Vom Mann zum Menschen

Wissen macht demütig … Immer, wenn wir uns in unserem Büro mit einem Thema intensiver befassen, tiefer eingraben und neue Details erkennen, dann sehen wir auch die großen Flächen unseres Nicht-Wissens. Das hat einerseits zur Folge, dass der eigene Hunger nach Wissen immer wieder Futter findet und andererseits verhindert es einen möglichen Übermut. 

Vor einem öffentlichen Auftritt zu einem höchst kontroversen Thema wie „Markenmacht und Moral“ am 16.11.2023 in Dornbirn checken wir den Status quo des eigenen Wissens. Dazu gehört eine Bestandsaufnahme der wissenschaftlichen und wirtschaftlichen Leistungen in historischer Sicht, die wichtige Entwicklungslinien der Professionalität auf diesem Gebiet aufzeigt. Im Mittelpunkt steht aber die Erarbeitung gegenwärtiger Praxis und zukünftiger Perspektiven. Diese reißt eine Programmatik der Werte an, die die Zukunft gestalten will. Oszillierende Kompetenzfelder wie das Markenkonstrukt brauchen die Rezeption der eigenen Vergangenheit und die Antizipation möglicher Zukünfte.

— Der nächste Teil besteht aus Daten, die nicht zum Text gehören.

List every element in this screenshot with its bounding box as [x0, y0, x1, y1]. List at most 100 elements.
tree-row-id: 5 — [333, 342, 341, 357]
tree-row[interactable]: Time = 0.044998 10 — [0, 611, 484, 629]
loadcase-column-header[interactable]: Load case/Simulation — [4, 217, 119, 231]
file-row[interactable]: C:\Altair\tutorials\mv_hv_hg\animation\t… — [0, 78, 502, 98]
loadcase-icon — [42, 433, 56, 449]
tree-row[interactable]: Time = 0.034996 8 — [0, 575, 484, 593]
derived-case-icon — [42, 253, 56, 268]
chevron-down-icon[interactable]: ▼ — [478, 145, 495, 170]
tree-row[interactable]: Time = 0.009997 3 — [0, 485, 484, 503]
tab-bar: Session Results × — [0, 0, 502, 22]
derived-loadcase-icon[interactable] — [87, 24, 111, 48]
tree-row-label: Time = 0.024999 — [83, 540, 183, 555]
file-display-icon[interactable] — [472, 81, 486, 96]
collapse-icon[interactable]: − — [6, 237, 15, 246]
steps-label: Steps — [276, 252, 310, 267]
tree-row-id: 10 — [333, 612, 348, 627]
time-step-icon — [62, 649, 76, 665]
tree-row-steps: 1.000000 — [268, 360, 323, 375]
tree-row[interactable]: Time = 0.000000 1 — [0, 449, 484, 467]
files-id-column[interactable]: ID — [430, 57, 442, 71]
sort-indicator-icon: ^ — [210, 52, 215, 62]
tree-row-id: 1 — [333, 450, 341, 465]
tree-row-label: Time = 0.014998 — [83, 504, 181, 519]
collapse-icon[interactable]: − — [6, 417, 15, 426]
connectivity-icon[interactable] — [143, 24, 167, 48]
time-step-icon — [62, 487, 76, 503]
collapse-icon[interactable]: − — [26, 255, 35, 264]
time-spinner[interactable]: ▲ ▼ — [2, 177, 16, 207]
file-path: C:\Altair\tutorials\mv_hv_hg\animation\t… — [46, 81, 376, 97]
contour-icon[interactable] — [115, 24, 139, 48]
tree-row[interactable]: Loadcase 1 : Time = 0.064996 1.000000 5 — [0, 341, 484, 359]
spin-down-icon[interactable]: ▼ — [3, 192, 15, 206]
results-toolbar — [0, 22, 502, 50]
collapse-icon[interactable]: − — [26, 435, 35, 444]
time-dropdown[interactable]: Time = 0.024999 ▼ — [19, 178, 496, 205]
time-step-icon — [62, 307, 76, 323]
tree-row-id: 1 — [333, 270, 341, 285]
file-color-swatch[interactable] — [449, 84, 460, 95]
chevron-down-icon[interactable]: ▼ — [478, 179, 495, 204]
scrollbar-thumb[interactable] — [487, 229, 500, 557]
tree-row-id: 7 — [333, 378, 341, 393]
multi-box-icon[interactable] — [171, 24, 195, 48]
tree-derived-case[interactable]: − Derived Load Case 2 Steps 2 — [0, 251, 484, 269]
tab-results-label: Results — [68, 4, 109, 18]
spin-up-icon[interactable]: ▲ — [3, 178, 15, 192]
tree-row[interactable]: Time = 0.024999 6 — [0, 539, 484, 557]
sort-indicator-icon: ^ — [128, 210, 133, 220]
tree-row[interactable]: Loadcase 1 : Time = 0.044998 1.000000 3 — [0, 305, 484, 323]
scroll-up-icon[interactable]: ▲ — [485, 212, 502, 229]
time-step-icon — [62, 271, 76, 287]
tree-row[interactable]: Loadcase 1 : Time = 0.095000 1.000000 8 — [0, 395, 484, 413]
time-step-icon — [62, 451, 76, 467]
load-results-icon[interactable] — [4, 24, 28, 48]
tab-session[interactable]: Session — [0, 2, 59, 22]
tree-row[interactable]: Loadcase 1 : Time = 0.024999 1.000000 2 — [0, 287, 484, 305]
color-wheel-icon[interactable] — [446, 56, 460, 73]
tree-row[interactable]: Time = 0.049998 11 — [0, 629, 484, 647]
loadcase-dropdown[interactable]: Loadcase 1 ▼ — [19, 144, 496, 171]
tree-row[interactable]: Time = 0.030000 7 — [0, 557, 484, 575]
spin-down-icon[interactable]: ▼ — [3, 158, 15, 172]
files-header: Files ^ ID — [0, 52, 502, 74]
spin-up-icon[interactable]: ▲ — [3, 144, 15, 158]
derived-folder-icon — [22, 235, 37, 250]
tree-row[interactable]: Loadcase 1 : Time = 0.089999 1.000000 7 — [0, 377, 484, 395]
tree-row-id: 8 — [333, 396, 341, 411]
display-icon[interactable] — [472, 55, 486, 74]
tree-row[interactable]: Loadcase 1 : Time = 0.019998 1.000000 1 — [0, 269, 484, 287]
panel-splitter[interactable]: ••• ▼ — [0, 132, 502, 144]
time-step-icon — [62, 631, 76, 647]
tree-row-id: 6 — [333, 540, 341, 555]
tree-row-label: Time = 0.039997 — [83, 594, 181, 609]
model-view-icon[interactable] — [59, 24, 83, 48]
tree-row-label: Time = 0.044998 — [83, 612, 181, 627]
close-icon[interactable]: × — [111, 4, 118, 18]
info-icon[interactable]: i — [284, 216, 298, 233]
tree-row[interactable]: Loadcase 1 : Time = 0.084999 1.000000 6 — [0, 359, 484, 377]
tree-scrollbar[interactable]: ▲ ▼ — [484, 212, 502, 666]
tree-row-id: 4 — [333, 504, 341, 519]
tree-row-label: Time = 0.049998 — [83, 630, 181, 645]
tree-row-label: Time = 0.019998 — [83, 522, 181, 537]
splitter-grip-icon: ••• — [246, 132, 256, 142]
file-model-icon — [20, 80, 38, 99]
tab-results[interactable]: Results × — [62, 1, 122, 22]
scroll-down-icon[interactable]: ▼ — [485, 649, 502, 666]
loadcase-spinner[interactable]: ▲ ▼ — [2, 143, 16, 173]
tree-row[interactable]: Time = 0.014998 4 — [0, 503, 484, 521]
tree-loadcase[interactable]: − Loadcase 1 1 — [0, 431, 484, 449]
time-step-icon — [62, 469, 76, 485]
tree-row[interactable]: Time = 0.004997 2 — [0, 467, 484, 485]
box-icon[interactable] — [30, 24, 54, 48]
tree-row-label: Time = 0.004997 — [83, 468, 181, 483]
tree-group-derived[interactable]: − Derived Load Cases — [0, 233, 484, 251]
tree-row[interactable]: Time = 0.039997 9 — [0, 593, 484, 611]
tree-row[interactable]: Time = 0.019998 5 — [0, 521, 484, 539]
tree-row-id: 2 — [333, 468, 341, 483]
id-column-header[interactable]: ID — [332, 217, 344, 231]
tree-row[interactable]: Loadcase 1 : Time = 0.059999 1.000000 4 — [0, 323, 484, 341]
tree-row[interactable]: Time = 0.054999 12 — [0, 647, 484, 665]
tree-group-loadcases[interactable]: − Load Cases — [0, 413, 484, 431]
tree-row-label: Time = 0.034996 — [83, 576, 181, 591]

Vom Mann zum Menschen: Vergleicht man beispielsweise die Fachliteratur aus den 1980/90er Jahren mit den aktuellen Ansätzen der Praxis, lässt sich eine Tendenz sehen, die wir „Vom Mann zum Menschen“ im Kontext der Markentheorie bezeichnen. Einzubetten ist diese These in die gesellschaftliche Entwicklung, die in den letzten Dekaden zunehmend von der Fokussierung auf den Mann abrückte. Frauen meldeten, wenn auch langsam, immer selbstverständlicher ihre Ansprüche an – in der Sphäre des Konsums wie auch der Produktion. So konzentriert sich dieser Wandel nicht nur auf die Kundenseite, sondern auch auf die Seite des bis dato männlich dominierten Markenmanagements. VertreterInnen des Markenkonstrukts reagieren heute darauf, dass sich die früher abgegrenzten gesellschaftlichen Rollen von Mann und Frau immer mehr verwischen und vermengen – sowohl im Privaten wie auch im Berufsleben. Spätestens seit der ehemaligen Marketingchefin Tina Müller von Opel weiß man in Deutschland, wie Umdenken gehen kann. Sie hat uns gezeigt, wie „Umparken im Kopf“ funktioniert …

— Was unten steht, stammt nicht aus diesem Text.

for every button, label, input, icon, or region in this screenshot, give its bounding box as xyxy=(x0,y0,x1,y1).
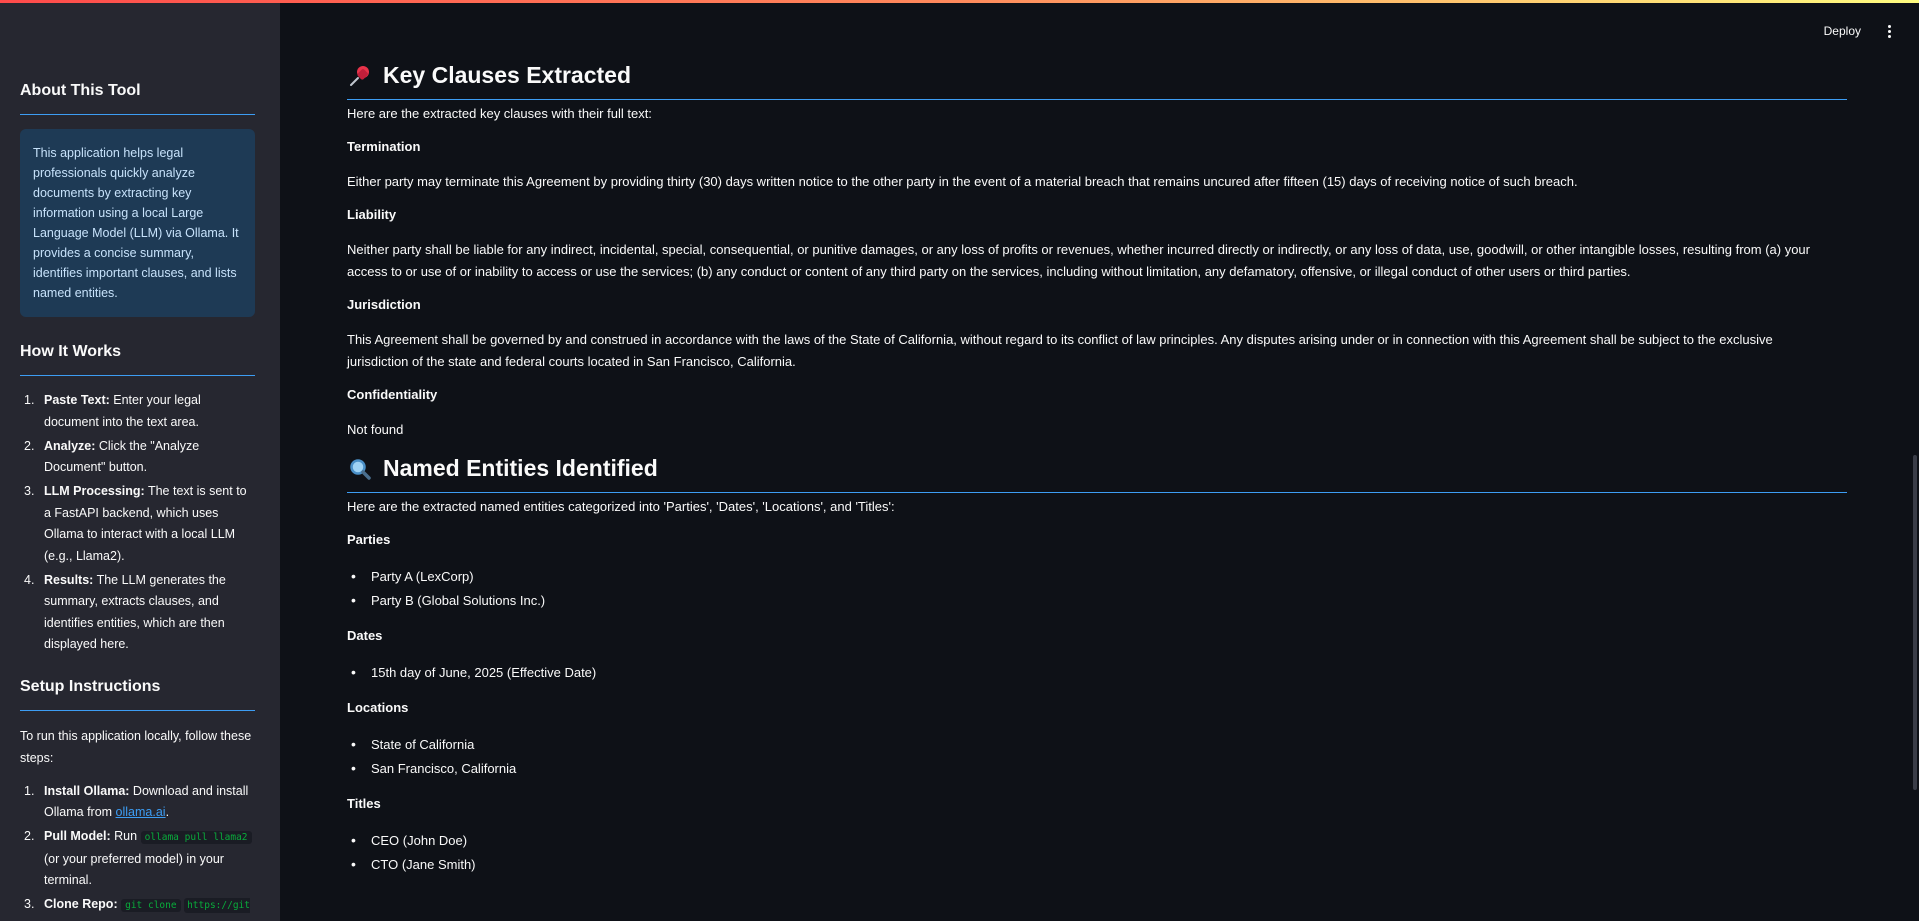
step-text: Run xyxy=(110,829,141,843)
entity-text: State of California xyxy=(371,736,475,752)
entities-section-title: Named Entities Identified xyxy=(347,455,1847,493)
clause-text: Neither party shall be liable for any in… xyxy=(347,242,1810,279)
step-label: LLM Processing: xyxy=(44,484,145,498)
list-number: 2. xyxy=(24,438,35,453)
ollama-link[interactable]: ollama.ai xyxy=(116,805,166,819)
list-item: 3. LLM Processing: The text is sent to a … xyxy=(20,481,255,567)
list-item: • 15th day of June, 2025 (Effective Date) xyxy=(351,664,597,680)
setup-list: 1. Install Ollama: Download and install O… xyxy=(20,781,255,921)
clauses-title-text: Key Clauses Extracted xyxy=(383,62,632,88)
clause-name: Termination xyxy=(347,139,421,154)
list-number: 2. xyxy=(24,829,35,843)
entities-intro: Here are the extracted named entities ca… xyxy=(347,499,895,514)
magnifier-icon xyxy=(347,456,373,482)
step-label: Install Ollama: xyxy=(44,783,130,798)
list-item: • Party B (Global Solutions Inc.) xyxy=(351,592,546,608)
entity-group-name: Parties xyxy=(347,532,391,547)
list-item: • San Francisco, California xyxy=(351,760,517,776)
clause-name: Confidentiality xyxy=(347,387,438,402)
sidebar: About This Tool This application helps l… xyxy=(0,0,280,921)
step-label: Results: xyxy=(44,572,94,587)
scrollbar[interactable] xyxy=(1913,455,1917,790)
how-it-works-list: 1. Paste Text: Enter your legal document … xyxy=(20,390,255,656)
step-label: Pull Model: xyxy=(44,829,111,843)
entity-list: • Party A (LexCorp) • Party B (Global Solu… xyxy=(347,564,1847,612)
how-it-works-heading: How It Works xyxy=(20,343,255,376)
step-label: Clone Repo: xyxy=(44,897,118,911)
clause-name: Jurisdiction xyxy=(347,297,421,312)
clause-name: Liability xyxy=(347,207,397,222)
list-item: 1. Paste Text: Enter your legal document … xyxy=(20,390,255,433)
setup-intro: To run this application locally, follow … xyxy=(20,728,252,765)
entity-text: CTO (Jane Smith) xyxy=(371,856,476,872)
list-number: 4. xyxy=(24,572,35,587)
entity-text: Party B (Global Solutions Inc.) xyxy=(371,592,546,608)
top-decoration-bar xyxy=(0,0,1919,3)
list-item: 2. Pull Model: Run ollama pull llama2 (or… xyxy=(20,826,255,892)
entities-title-text: Named Entities Identified xyxy=(383,455,658,481)
clause-text: Either party may terminate this Agreemen… xyxy=(347,174,1578,189)
list-item: 2. Analyze: Click the "Analyze Document" … xyxy=(20,436,255,479)
about-heading: About This Tool xyxy=(20,82,255,115)
clauses-section-title: Key Clauses Extracted xyxy=(347,62,1847,100)
pull-command-code: ollama pull llama2 xyxy=(140,831,252,844)
list-item: • State of California xyxy=(351,736,475,752)
clause-text: Not found xyxy=(347,422,404,437)
clone-command-code: git clone xyxy=(121,899,181,912)
list-item: 4. Results: The LLM generates the summary… xyxy=(20,570,255,656)
list-number: 3. xyxy=(24,484,35,498)
list-item: 3.Clone Repo: git clone https://github.c… xyxy=(20,894,255,921)
entity-group-name: Dates xyxy=(347,628,383,643)
entity-group-name: Locations xyxy=(347,700,409,715)
entity-text: 15th day of June, 2025 (Effective Date) xyxy=(371,664,597,680)
step-text-end: . xyxy=(165,805,170,819)
header-actions: Deploy xyxy=(1820,20,1897,42)
list-item: • Party A (LexCorp) xyxy=(351,568,474,584)
more-vertical-icon[interactable] xyxy=(1881,21,1897,41)
entity-text: CEO (John Doe) xyxy=(371,832,468,848)
entity-group-name: Titles xyxy=(347,796,381,811)
entity-text: Party A (LexCorp) xyxy=(371,568,474,584)
entity-list: • 15th day of June, 2025 (Effective Date) xyxy=(347,660,1847,684)
deploy-button[interactable]: Deploy xyxy=(1820,20,1865,42)
setup-heading: Setup Instructions xyxy=(20,678,255,711)
main-content: Key Clauses Extracted Here are the extra… xyxy=(347,0,1847,892)
list-item: • CTO (Jane Smith) xyxy=(351,856,476,872)
step-label: Analyze: xyxy=(44,438,96,453)
clause-text: This Agreement shall be governed by and … xyxy=(347,332,1773,369)
list-number: 3. xyxy=(24,897,35,911)
clauses-intro: Here are the extracted key clauses with … xyxy=(347,106,652,121)
about-info-box: This application helps legal professiona… xyxy=(20,129,255,317)
pushpin-icon xyxy=(347,63,373,89)
entity-text: San Francisco, California xyxy=(371,760,517,776)
step-label: Paste Text: xyxy=(44,393,110,407)
entity-list: • CEO (John Doe) • CTO (Jane Smith) xyxy=(347,828,1847,876)
step-text-end: (or your preferred model) in your termin… xyxy=(44,851,224,888)
list-number: 1. xyxy=(24,783,35,798)
list-item: • CEO (John Doe) xyxy=(351,832,468,848)
list-item: 1. Install Ollama: Download and install O… xyxy=(20,781,255,824)
entity-list: • State of California • San Francisco, Cal… xyxy=(347,732,1847,780)
list-number: 1. xyxy=(24,393,35,407)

Vom Narziss zum Transformer: Die Zeit, als die Männer den Männern die Welt erklärten, ist nun endlich vorbei – vom Umparken zum Umdenken. Das war selbst im Bereich der Markenentwicklung dringend nötig. Die Zurschaustellung der Selbstverliebtheit vieler Marken ließ offenbar vergessen, dass sich die Welt dreht und dabei weiterentwickelt. Noch 2012 schaltete VW für den Golf VII eine doppelseitige Anzeige mit der Head „Ein attraktives Auto lässt auch den Fahrer attraktiver wirken.“ Das braucht keinen weiteren Kommentar. Anders, wenn in diesen Tagen das deutsche Outdoor-Unternehmen Vaude den internationalen Nachhaltigkeitspreis verliehen bekommt. Das verdient öffentlichkeitswirksame Kommunikation. Das Verhalten von Vaude ist beispielhaft für das Bemühen, die Transformation offensiv anzugehen. Weiter so und mehr davon …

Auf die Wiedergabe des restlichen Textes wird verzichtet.